“From Gene to Function: the Role of the Renin-Angiotensin System in the Regulation of Cardiovascular Function”.
Project 1: ADAM17-mediated ACE2 shedding and neurogenic hypertension. This project was supported by a R01 grant from the National Heart, Lung and Blood Institute (HL093178).
With prevalence higher than 33% in United States, hypertension remains an increasingly important medical and public health issue. Evidence has shown the importance of the brain renin-angiotensin system (RAS) in the maintenance of normal blood pressure (BP) and in the neuro-cardiovascular dysregulation leading to increased sympathetic activity and hypertension. Moreover, clinical trials are currently ongoing to test the efficacy of novel techniques targeting the sympathetic nervous system. Angiotensin (Ang)-II, by means of its type 1 receptor (AT1R), promotes increased sympathetic tone, salt and water reabsorption, vasoconstriction, aldosterone and vasopressin release, all contributing to high BP. ACE2 (angiotensin converting enzyme type 2) is capable of processing Ang-II into the vasodilator peptide Ang-(1-7) and has been identified as a pivotal player in the ACE2/Ang-(1-7)/Mas receptor compensatory axis of the RAS. While numerous overexpression studies have established the benefits of ACE2 in preventing the progression and improving the treatment of hypertension in experimental models, our group and others have shown post-translational impairment of endogenous ACE2 in hypertension. ACE2 shedding, a process by which ACE2 is cleaved from the plasma membrane and secreted in the surrounding milieu, is one of these post-translational mechanisms. The central hypothesis of this proposal is that Ang-II promotes ACE2 shedding, leading to RAS over-activity and hypertension.
Project 2: Consequences of chronic nicotine inhalation for cardiovascular and pulmonary diseases. This is a collaborative project with Dr. Jason Gardner and Dr. Xinping Yue from the department of Physiology at LSUHSC-NO. This project is supported by a R01 grant from the National Heart, Lung and Blood Institute (HL135635).
Even though cigarette smoking is a major risk factor for cardiovascular and pulmonary diseases (CVPD) including hypertension, vascular dysfunction and fibrosis, the direct effects and the molecular mechanisms of nicotine in the pathogenesis of these diseases have not been elucidated. Our data show that cigarette smoke or direct nicotine inhalation disrupts the homeostasis of the RAS in multiple tissues and cell types including the brain, heart and lungs, likely resulting in increased susceptibility to Ang-II-mediated CVPD. Taking advantage of the combined expertise of our multidisciplinary team, we use state-of-the-art molecular, cellular and pharmacological tools combined with unique transgenic and knockout murine models to assess the direct effects of inhaled nicotine on cardiovascular, autonomic and pulmonary functions.

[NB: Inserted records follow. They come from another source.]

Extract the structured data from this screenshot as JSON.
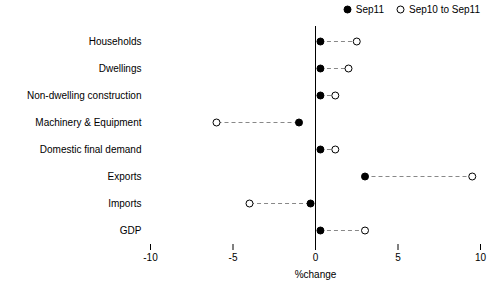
{
  "chart_data": {
    "type": "dumbbell",
    "categories": [
      "Households",
      "Dwellings",
      "Non-dwelling construction",
      "Machinery & Equipment",
      "Domestic final demand",
      "Exports",
      "Imports",
      "GDP"
    ],
    "series": [
      {
        "name": "Sep11",
        "color": "black",
        "marker": "circle",
        "values": [
          0.3,
          0.3,
          0.3,
          -1.0,
          0.3,
          3.0,
          -0.3,
          0.3
        ]
      },
      {
        "name": "Sep10 to Sep11",
        "color": "white",
        "marker": "circle",
        "values": [
          2.5,
          2.0,
          1.2,
          -6.0,
          1.2,
          9.5,
          -4.0,
          3.0
        ]
      }
    ],
    "xlabel": "%change",
    "xlim": [
      -10,
      10
    ],
    "xticks": [
      -10,
      -5,
      0,
      5,
      10
    ],
    "color": "#888888",
    "line_style": "dashed",
    "grid": false,
    "legend": "upper right"
  }
}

Project 3: Compensatory RAS in type 2 diabetes. Diabetes Mellitus is affecting 8.3% of children and adults in United States. With 1.9 million new cases diagnosed in 2010, diabetes is considered to be an epidemic. In addition, it is estimated that 79 million people have prediabetes. Therefore, finding new treatments for diabetes is a significant public health issue. A recent meta-analysis3 shows that renin-angiotensin system (RAS) blockade with Angiotensin Converting Enzyme (ACE) inhibitors (ACEI) or Angiotensin (Ang)-II type 1 receptor (AT1R) blockers (ARB) reduces the risk for new-onset Type 2 diabetes Mellitus (T2DM), the most common form of diabetes, in individuals with hypertension or an elevated risk for cardiovascular events. Moreover, activation of the RAS potentiates other pathogenic pathways including glucotoxicity, lipotoxicity and advanced glycation. Accordingly, agents that counteract or block the RAS may have potential for treatment of T2DM. We previously demonstrated that by promoting the conversion of Ang-II into the vasodilatory peptide Ang-(1-7), ACE type 2 (ACE2) provides a compensatory mechanism opposing the overactive RAS in T2DM, thus improving glucose homeostasis and insulin secretion. However, we also observed that ACE2 expression and activity are impaired during the development of T2DM. Therefore, the purpose of this project is to identify mechanisms responsible for ACE2 decline and to implement strategies to overcome this issue.